Description: Explained variance is a statistical concept that refers to the proportion of the total variance in a dataset that can be attributed to a specific model. In simpler terms, it measures how much of the observed variability in the data can be explained by the independent variables in a regression model. This concept is fundamental in regression analysis, where the goal is to understand the relationship between a dependent variable and one or more independent variables. Explained variance is commonly expressed as a percentage and is calculated as the ratio of the regression sum of squares to the total sum of squares. A high explained variance value indicates that the model is effective in capturing the variability in the data, while a low value suggests that the model is not adequately capturing the relationship between the variables. This indicator is crucial for assessing the quality of a predictive model and for making comparisons between different models. In summary, explained variance is a key tool in statistics that allows researchers and analysts to quantify the effectiveness of their models in representing complex data.
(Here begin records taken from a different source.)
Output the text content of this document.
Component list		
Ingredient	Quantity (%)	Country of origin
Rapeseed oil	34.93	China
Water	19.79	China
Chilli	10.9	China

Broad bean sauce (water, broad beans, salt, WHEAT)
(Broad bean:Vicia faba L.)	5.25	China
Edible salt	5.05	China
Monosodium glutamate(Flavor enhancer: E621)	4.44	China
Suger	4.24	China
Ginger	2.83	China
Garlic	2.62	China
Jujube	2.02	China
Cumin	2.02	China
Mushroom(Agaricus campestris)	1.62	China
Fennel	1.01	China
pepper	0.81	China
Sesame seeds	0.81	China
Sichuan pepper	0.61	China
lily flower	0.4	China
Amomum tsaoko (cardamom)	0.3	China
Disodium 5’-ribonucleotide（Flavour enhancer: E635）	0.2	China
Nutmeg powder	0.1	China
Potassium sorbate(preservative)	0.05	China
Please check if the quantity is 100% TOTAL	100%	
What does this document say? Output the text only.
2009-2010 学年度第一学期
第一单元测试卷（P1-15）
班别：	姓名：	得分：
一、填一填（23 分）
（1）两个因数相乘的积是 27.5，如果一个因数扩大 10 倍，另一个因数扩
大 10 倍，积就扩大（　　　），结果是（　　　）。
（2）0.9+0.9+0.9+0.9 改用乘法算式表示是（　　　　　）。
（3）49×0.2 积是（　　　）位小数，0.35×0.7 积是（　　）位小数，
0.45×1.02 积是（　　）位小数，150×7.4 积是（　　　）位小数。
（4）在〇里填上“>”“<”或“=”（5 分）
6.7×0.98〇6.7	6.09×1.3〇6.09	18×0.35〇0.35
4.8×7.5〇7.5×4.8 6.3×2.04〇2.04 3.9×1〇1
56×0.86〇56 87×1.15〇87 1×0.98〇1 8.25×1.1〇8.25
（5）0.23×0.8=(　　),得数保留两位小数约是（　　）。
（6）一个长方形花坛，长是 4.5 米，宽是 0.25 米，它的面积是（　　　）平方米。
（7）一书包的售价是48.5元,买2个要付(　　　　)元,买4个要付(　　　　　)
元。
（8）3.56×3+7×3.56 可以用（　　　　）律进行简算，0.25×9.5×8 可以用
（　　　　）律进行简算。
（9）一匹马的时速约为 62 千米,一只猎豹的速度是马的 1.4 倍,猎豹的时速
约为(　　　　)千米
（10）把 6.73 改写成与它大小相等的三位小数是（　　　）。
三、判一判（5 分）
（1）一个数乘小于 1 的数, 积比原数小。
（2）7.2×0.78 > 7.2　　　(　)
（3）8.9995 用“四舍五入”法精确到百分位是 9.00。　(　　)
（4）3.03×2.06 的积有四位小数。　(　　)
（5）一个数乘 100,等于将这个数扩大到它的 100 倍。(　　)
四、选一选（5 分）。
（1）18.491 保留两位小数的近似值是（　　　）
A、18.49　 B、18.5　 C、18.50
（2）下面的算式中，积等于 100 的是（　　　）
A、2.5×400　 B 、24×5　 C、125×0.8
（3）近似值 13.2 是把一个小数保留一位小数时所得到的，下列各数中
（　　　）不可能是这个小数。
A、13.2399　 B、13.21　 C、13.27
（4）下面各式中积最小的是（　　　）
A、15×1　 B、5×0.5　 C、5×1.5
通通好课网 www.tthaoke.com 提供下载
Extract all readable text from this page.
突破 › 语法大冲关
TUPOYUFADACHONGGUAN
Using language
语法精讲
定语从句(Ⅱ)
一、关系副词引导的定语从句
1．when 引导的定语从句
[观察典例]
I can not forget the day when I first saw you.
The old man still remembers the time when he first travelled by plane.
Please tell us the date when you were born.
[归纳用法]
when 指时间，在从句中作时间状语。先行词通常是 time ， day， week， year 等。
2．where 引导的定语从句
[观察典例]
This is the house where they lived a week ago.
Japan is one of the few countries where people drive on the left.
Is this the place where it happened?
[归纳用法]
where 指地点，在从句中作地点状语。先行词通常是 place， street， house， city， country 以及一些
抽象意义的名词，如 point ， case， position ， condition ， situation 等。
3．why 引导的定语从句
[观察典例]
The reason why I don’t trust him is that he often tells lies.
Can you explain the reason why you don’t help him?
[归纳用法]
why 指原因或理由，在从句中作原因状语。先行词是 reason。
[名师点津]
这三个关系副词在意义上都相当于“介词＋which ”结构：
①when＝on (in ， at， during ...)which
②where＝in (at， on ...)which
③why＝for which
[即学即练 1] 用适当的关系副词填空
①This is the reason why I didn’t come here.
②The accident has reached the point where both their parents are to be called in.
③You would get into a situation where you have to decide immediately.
History: The concept of explained variance originated in the context of statistics and regression analysis, which developed throughout the 20th century. Although the foundations of statistics date back centuries, the formal use of regression and variance was consolidated in the 1920s with the work of statisticians like Ronald A. Fisher, who introduced methods of analysis of variance (ANOVA) and linear regression. These methods allowed researchers to quantify the relationship between variables and assess the effectiveness of their models.
Uses: Explained variance is primarily used in regression analysis to assess the quality of predictive models. It is an essential tool in various disciplines, such as economics, biology, psychology, and engineering, where the goal is to understand the relationship between variables and predict outcomes. Additionally, it is used in model selection, helping analysts determine which variables are most relevant in explaining variability in the data.
Examples: A practical example of explained variance can be seen in a study analyzing the impact of multiple factors on a given outcome, such as income. If the regression model shows that 70% of the variance in that outcome can be explained by these factors, it means that they are significant in understanding differences in the outcome. Another example is found in predicting prices in various markets, where explained variance can indicate how well a model that includes features can predict selling prices.